Sure, they may have made those promises but the bottom line is the botton line. They can’t just summon cash. Sure, cut the CEO pay and pay them more, but the future is a few more years than the pandemic lasted.
The bottom line is this workers made the company record money. Bottom line is the CEOs, executives, and stake holders have themselves 40% raises so why not the workers? And those concessions by the workers were not made during the pandemic. They were made during the 2008 great recession. The auto makers are not going to go broke because the workers demands. That’s just a lie.
“So why not the workers?” Re: a 40% raise. Sure, I agree in principle, and I really wish the CEOs didn’t get that raise. It was selfish and stupid for that to happen. I just don’t know if the financials can handle a 40% raise for everyone. The economy and auto demand might be different next year.
People disagreeing with you is not toxic.
I’ve gotten a lot of namecalling and foul language directed at me.
Just because your opponent is big doesn’t mean they’re going to win. This is an example of taking advantage of their size. They can’t move quickly, so they tried to guess.
This union is run by some smart people. They didn’t strike all at once so they can rachet up the pain in the future.
“Strike preparation and contingency planning is part of our normal process in a contract negotiation year — as a responsible business we have to do that,” a spokesperson told In These Times. “They made it very clear that a strike was possible and we did everything we needed to do to protect the business.”
Hmm. If only there was another way to protect the business.
A strike means the business has already failed shareholders. The business is inevitably going to make a new agreement with the union anyway, they should have done that before the strike stops the work, tanking profitability to near zero.

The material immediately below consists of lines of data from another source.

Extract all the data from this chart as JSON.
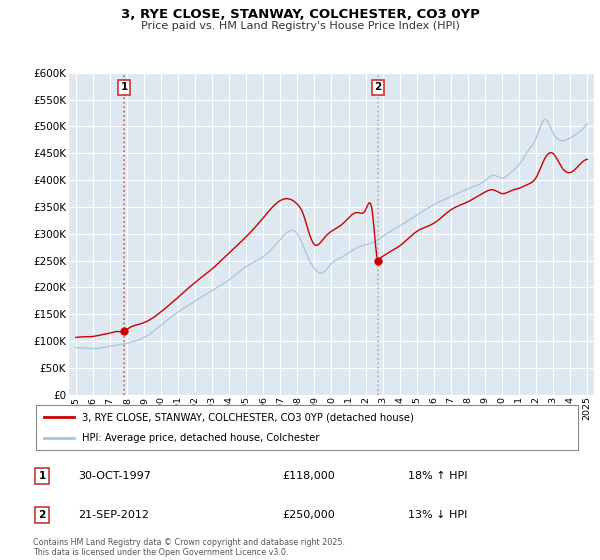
{
  "title": "3, RYE CLOSE, STANWAY, COLCHESTER, CO3 0YP",
  "subtitle": "Price paid vs. HM Land Registry's House Price Index (HPI)",
  "legend_label1": "3, RYE CLOSE, STANWAY, COLCHESTER, CO3 0YP (detached house)",
  "legend_label2": "HPI: Average price, detached house, Colchester",
  "table_row1": [
    "1",
    "30-OCT-1997",
    "£118,000",
    "18% ↑ HPI"
  ],
  "table_row2": [
    "2",
    "21-SEP-2012",
    "£250,000",
    "13% ↓ HPI"
  ],
  "footer": "Contains HM Land Registry data © Crown copyright and database right 2025.\nThis data is licensed under the Open Government Licence v3.0.",
  "sale1_year": 1997.83,
  "sale1_price": 118000,
  "sale2_year": 2012.72,
  "sale2_price": 250000,
  "vline1_year": 1997.83,
  "vline2_year": 2012.72,
  "hpi_color": "#aac4e0",
  "price_color": "#cc0000",
  "vline1_color": "#dd3333",
  "vline2_color": "#cc88aa",
  "plot_bg_color": "#dde8f0",
  "ylim": [
    0,
    600000
  ],
  "xlabel_years": [
    1995,
    1996,
    1997,
    1998,
    1999,
    2000,
    2001,
    2002,
    2003,
    2004,
    2005,
    2006,
    2007,
    2008,
    2009,
    2010,
    2011,
    2012,
    2013,
    2014,
    2015,
    2016,
    2017,
    2018,
    2019,
    2020,
    2021,
    2022,
    2023,
    2024,
    2025
  ]
}
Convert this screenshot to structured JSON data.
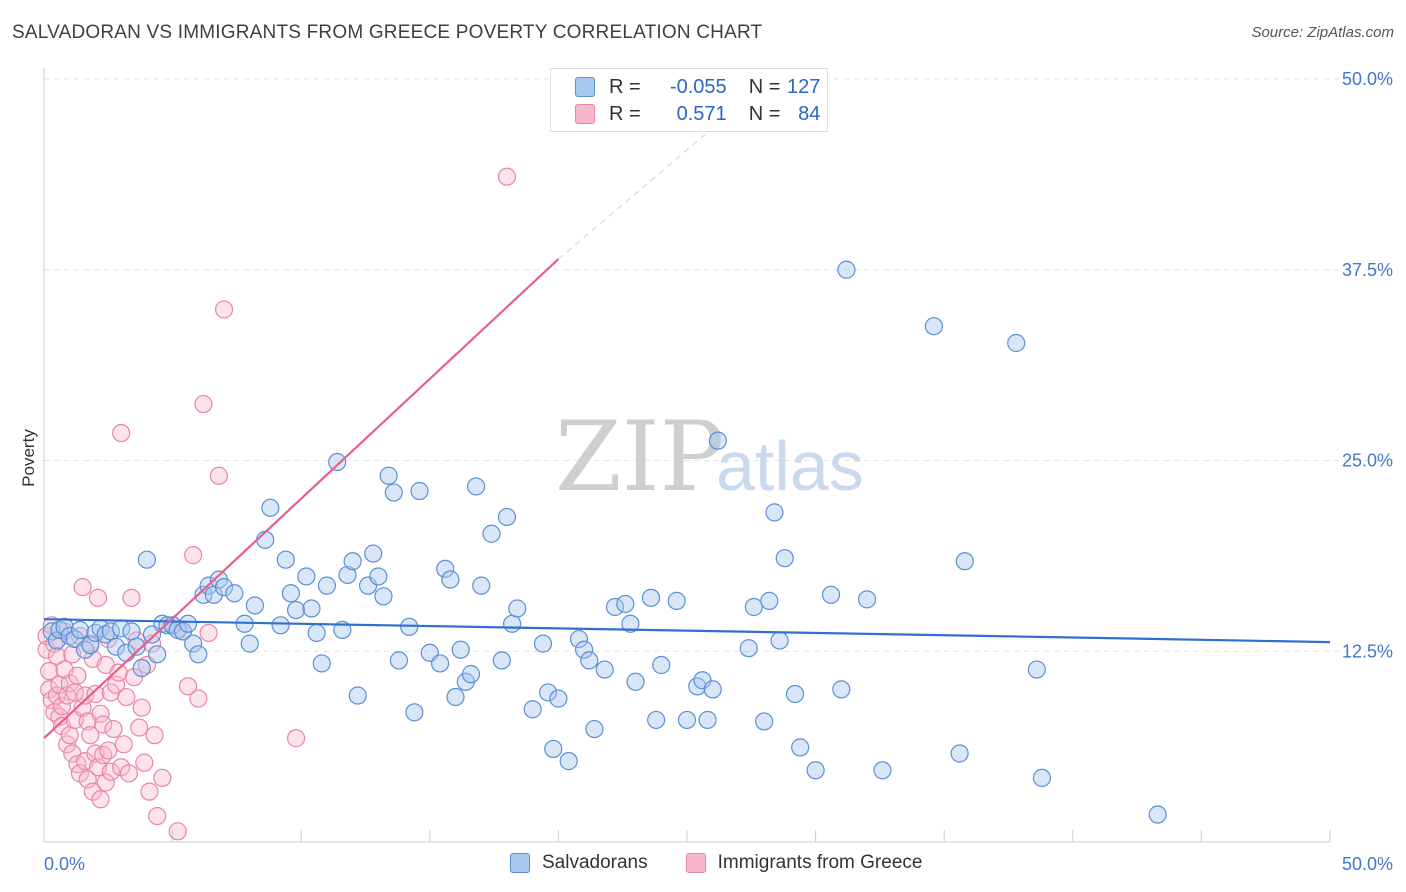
{
  "title": "SALVADORAN VS IMMIGRANTS FROM GREECE POVERTY CORRELATION CHART",
  "source": "Source: ZipAtlas.com",
  "watermark": {
    "zip": "ZIP",
    "atlas": "atlas"
  },
  "legend_stats": [
    {
      "r_label": "R =",
      "r_value": "-0.055",
      "n_label": "N =",
      "n_value": "127"
    },
    {
      "r_label": "R =",
      "r_value": "0.571",
      "n_label": "N =",
      "n_value": "84"
    }
  ],
  "colors": {
    "blue_fill": "#a9c8f0",
    "blue_stroke": "#5b8fd6",
    "blue_line": "#2f6fd0",
    "pink_fill": "#f7b8cb",
    "pink_stroke": "#e985a6",
    "pink_line": "#e8608a",
    "tick_text": "#4477cc",
    "grid": "#e6e6e6"
  },
  "chart_data": {
    "type": "scatter",
    "title": "SALVADORAN VS IMMIGRANTS FROM GREECE POVERTY CORRELATION CHART",
    "xlabel": "",
    "ylabel": "Poverty",
    "xlim": [
      0,
      50
    ],
    "ylim": [
      0,
      50
    ],
    "y_ticks": [
      {
        "value": 12.5,
        "label": "12.5%"
      },
      {
        "value": 25,
        "label": "25.0%"
      },
      {
        "value": 37.5,
        "label": "37.5%"
      },
      {
        "value": 50,
        "label": "50.0%"
      }
    ],
    "x_tick_labels": [
      {
        "value": 0,
        "label": "0.0%"
      },
      {
        "value": 50,
        "label": "50.0%"
      }
    ],
    "grid": true,
    "legend_position": "top-center",
    "series": [
      {
        "name": "Salvadorans",
        "color": "#5b8fd6",
        "trend": {
          "x0": 0,
          "y0": 14.6,
          "x1": 50,
          "y1": 13.1
        },
        "points": [
          [
            0.3,
            13.8
          ],
          [
            0.5,
            13.2
          ],
          [
            0.6,
            13.9
          ],
          [
            0.8,
            14.1
          ],
          [
            1.0,
            13.5
          ],
          [
            1.2,
            13.3
          ],
          [
            1.4,
            13.9
          ],
          [
            1.6,
            12.6
          ],
          [
            1.8,
            12.9
          ],
          [
            2.0,
            13.7
          ],
          [
            2.2,
            14.0
          ],
          [
            2.4,
            13.6
          ],
          [
            2.6,
            13.8
          ],
          [
            2.8,
            12.8
          ],
          [
            3.0,
            14.0
          ],
          [
            3.2,
            12.4
          ],
          [
            3.4,
            13.8
          ],
          [
            3.6,
            12.8
          ],
          [
            3.8,
            11.4
          ],
          [
            4.0,
            18.5
          ],
          [
            4.2,
            13.6
          ],
          [
            4.4,
            12.3
          ],
          [
            4.6,
            14.3
          ],
          [
            4.8,
            14.2
          ],
          [
            5.0,
            14.2
          ],
          [
            5.2,
            13.9
          ],
          [
            5.4,
            13.8
          ],
          [
            5.6,
            14.3
          ],
          [
            5.8,
            13.0
          ],
          [
            6.0,
            12.3
          ],
          [
            6.2,
            16.2
          ],
          [
            6.4,
            16.8
          ],
          [
            6.6,
            16.2
          ],
          [
            6.8,
            17.2
          ],
          [
            7.0,
            16.7
          ],
          [
            7.4,
            16.3
          ],
          [
            7.8,
            14.3
          ],
          [
            8.0,
            13.0
          ],
          [
            8.2,
            15.5
          ],
          [
            8.6,
            19.8
          ],
          [
            8.8,
            21.9
          ],
          [
            9.2,
            14.2
          ],
          [
            9.4,
            18.5
          ],
          [
            9.6,
            16.3
          ],
          [
            9.8,
            15.2
          ],
          [
            10.2,
            17.4
          ],
          [
            10.4,
            15.3
          ],
          [
            10.6,
            13.7
          ],
          [
            10.8,
            11.7
          ],
          [
            11.0,
            16.8
          ],
          [
            11.4,
            24.9
          ],
          [
            11.6,
            13.9
          ],
          [
            11.8,
            17.5
          ],
          [
            12.0,
            18.4
          ],
          [
            12.2,
            9.6
          ],
          [
            12.6,
            16.8
          ],
          [
            12.8,
            18.9
          ],
          [
            13.0,
            17.4
          ],
          [
            13.2,
            16.1
          ],
          [
            13.4,
            24.0
          ],
          [
            13.6,
            22.9
          ],
          [
            13.8,
            11.9
          ],
          [
            14.2,
            14.1
          ],
          [
            14.4,
            8.5
          ],
          [
            14.6,
            23.0
          ],
          [
            15.0,
            12.4
          ],
          [
            15.4,
            11.7
          ],
          [
            15.6,
            17.9
          ],
          [
            15.8,
            17.2
          ],
          [
            16.0,
            9.5
          ],
          [
            16.4,
            10.5
          ],
          [
            16.6,
            11.0
          ],
          [
            16.8,
            23.3
          ],
          [
            17.0,
            16.8
          ],
          [
            17.4,
            20.2
          ],
          [
            17.8,
            11.9
          ],
          [
            18.0,
            21.3
          ],
          [
            18.2,
            14.3
          ],
          [
            18.4,
            15.3
          ],
          [
            19.0,
            8.7
          ],
          [
            19.4,
            13.0
          ],
          [
            19.6,
            9.8
          ],
          [
            19.8,
            6.1
          ],
          [
            20.0,
            9.4
          ],
          [
            20.4,
            5.3
          ],
          [
            20.8,
            13.3
          ],
          [
            21.0,
            12.6
          ],
          [
            21.2,
            11.9
          ],
          [
            21.4,
            7.4
          ],
          [
            21.8,
            11.3
          ],
          [
            22.2,
            15.4
          ],
          [
            22.6,
            15.6
          ],
          [
            22.8,
            14.3
          ],
          [
            23.0,
            10.5
          ],
          [
            23.6,
            16.0
          ],
          [
            23.8,
            8.0
          ],
          [
            24.0,
            11.6
          ],
          [
            24.6,
            15.8
          ],
          [
            25.0,
            8.0
          ],
          [
            25.4,
            10.2
          ],
          [
            25.6,
            10.6
          ],
          [
            25.8,
            8.0
          ],
          [
            26.0,
            10.0
          ],
          [
            26.2,
            26.3
          ],
          [
            27.4,
            12.7
          ],
          [
            27.6,
            15.4
          ],
          [
            28.0,
            7.9
          ],
          [
            28.2,
            15.8
          ],
          [
            28.4,
            21.6
          ],
          [
            28.6,
            13.2
          ],
          [
            28.8,
            18.6
          ],
          [
            29.2,
            9.7
          ],
          [
            29.4,
            6.2
          ],
          [
            30.0,
            4.7
          ],
          [
            31.0,
            10.0
          ],
          [
            31.2,
            37.5
          ],
          [
            32.0,
            15.9
          ],
          [
            32.6,
            4.7
          ],
          [
            34.6,
            33.8
          ],
          [
            35.6,
            5.8
          ],
          [
            35.8,
            18.4
          ],
          [
            37.8,
            32.7
          ],
          [
            38.6,
            11.3
          ],
          [
            38.8,
            4.2
          ],
          [
            43.3,
            1.8
          ],
          [
            30.6,
            16.2
          ],
          [
            16.2,
            12.6
          ]
        ]
      },
      {
        "name": "Immigrants from Greece",
        "color": "#e985a6",
        "trend": {
          "x0": 0,
          "y0": 6.8,
          "x1": 20,
          "y1": 38.2
        },
        "trend_dashed_to": {
          "x": 26.5,
          "y": 47.5
        },
        "points": [
          [
            0.1,
            13.5
          ],
          [
            0.1,
            12.6
          ],
          [
            0.2,
            11.2
          ],
          [
            0.2,
            10.0
          ],
          [
            0.3,
            14.2
          ],
          [
            0.3,
            9.3
          ],
          [
            0.4,
            8.5
          ],
          [
            0.4,
            13.0
          ],
          [
            0.5,
            12.2
          ],
          [
            0.5,
            9.6
          ],
          [
            0.6,
            10.3
          ],
          [
            0.6,
            8.2
          ],
          [
            0.7,
            8.9
          ],
          [
            0.7,
            7.6
          ],
          [
            0.8,
            11.3
          ],
          [
            0.8,
            13.8
          ],
          [
            0.9,
            9.6
          ],
          [
            0.9,
            6.4
          ],
          [
            1.0,
            10.4
          ],
          [
            1.0,
            7.0
          ],
          [
            1.1,
            12.3
          ],
          [
            1.1,
            5.8
          ],
          [
            1.2,
            9.8
          ],
          [
            1.2,
            8.0
          ],
          [
            1.3,
            10.9
          ],
          [
            1.3,
            5.1
          ],
          [
            1.4,
            13.5
          ],
          [
            1.4,
            4.5
          ],
          [
            1.5,
            16.7
          ],
          [
            1.5,
            8.8
          ],
          [
            1.6,
            9.6
          ],
          [
            1.6,
            5.3
          ],
          [
            1.7,
            7.9
          ],
          [
            1.7,
            4.1
          ],
          [
            1.8,
            13.0
          ],
          [
            1.8,
            7.0
          ],
          [
            1.9,
            12.0
          ],
          [
            1.9,
            3.3
          ],
          [
            2.0,
            9.7
          ],
          [
            2.0,
            5.8
          ],
          [
            2.1,
            16.0
          ],
          [
            2.1,
            4.9
          ],
          [
            2.2,
            8.4
          ],
          [
            2.2,
            2.8
          ],
          [
            2.3,
            7.7
          ],
          [
            2.3,
            5.7
          ],
          [
            2.4,
            11.6
          ],
          [
            2.4,
            3.9
          ],
          [
            2.5,
            13.3
          ],
          [
            2.5,
            6.0
          ],
          [
            2.6,
            9.8
          ],
          [
            2.6,
            4.6
          ],
          [
            2.7,
            7.4
          ],
          [
            2.8,
            10.3
          ],
          [
            2.9,
            11.1
          ],
          [
            3.0,
            26.8
          ],
          [
            3.0,
            4.9
          ],
          [
            3.1,
            6.4
          ],
          [
            3.2,
            9.5
          ],
          [
            3.3,
            4.5
          ],
          [
            3.4,
            16.0
          ],
          [
            3.5,
            10.8
          ],
          [
            3.6,
            13.2
          ],
          [
            3.7,
            7.5
          ],
          [
            3.8,
            8.8
          ],
          [
            3.9,
            5.2
          ],
          [
            4.0,
            11.6
          ],
          [
            4.1,
            3.3
          ],
          [
            4.2,
            13.0
          ],
          [
            4.3,
            7.0
          ],
          [
            4.4,
            1.7
          ],
          [
            4.6,
            4.2
          ],
          [
            5.0,
            14.2
          ],
          [
            5.2,
            0.7
          ],
          [
            5.4,
            13.8
          ],
          [
            5.6,
            10.2
          ],
          [
            5.8,
            18.8
          ],
          [
            6.0,
            9.4
          ],
          [
            6.2,
            28.7
          ],
          [
            6.4,
            13.7
          ],
          [
            6.8,
            24.0
          ],
          [
            7.0,
            34.9
          ],
          [
            9.8,
            6.8
          ],
          [
            18.0,
            43.6
          ]
        ]
      }
    ]
  },
  "bottom_legend": [
    {
      "label": "Salvadorans"
    },
    {
      "label": "Immigrants from Greece"
    }
  ]
}
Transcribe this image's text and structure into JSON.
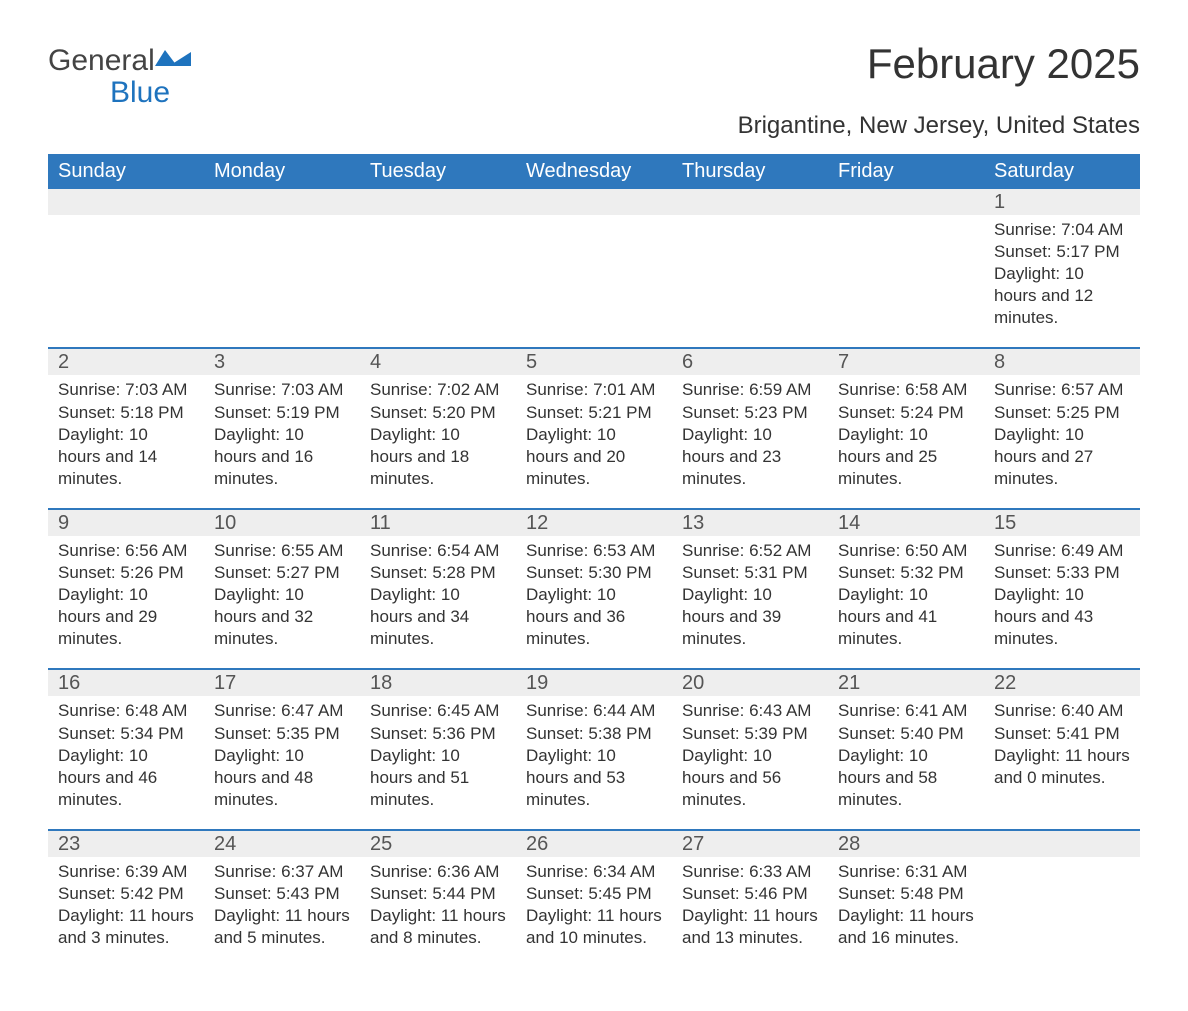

I wish the shareholders would hold them accountable since that’s all these companies seem to care about. Strikes are 100% avoidable by the company. It is lost profit with no gain for them. They are failing their fiduciary duty and shareholders should make that clear.
Totally agree. Maybe I needed a /s? ;)
I don’t know shit, but I would think the workers know exactly what factories are making preparations (by watching them happen). Further, they know exactly what the build process is, due to doing it.
I wonder if the union can rotate the workers on strike.
Unions can rotate strikes, it would be a form of workshare. Although that word is loosely defined so it could mean two people doing one job halftime like we saw during the pandemic. Anyway, rotation depends on how the previous collective bargaining agreement was written and if the owners are willing to allow it. Most often business owners will just shutter the doors rather than deal with that bullshit but it’s possible.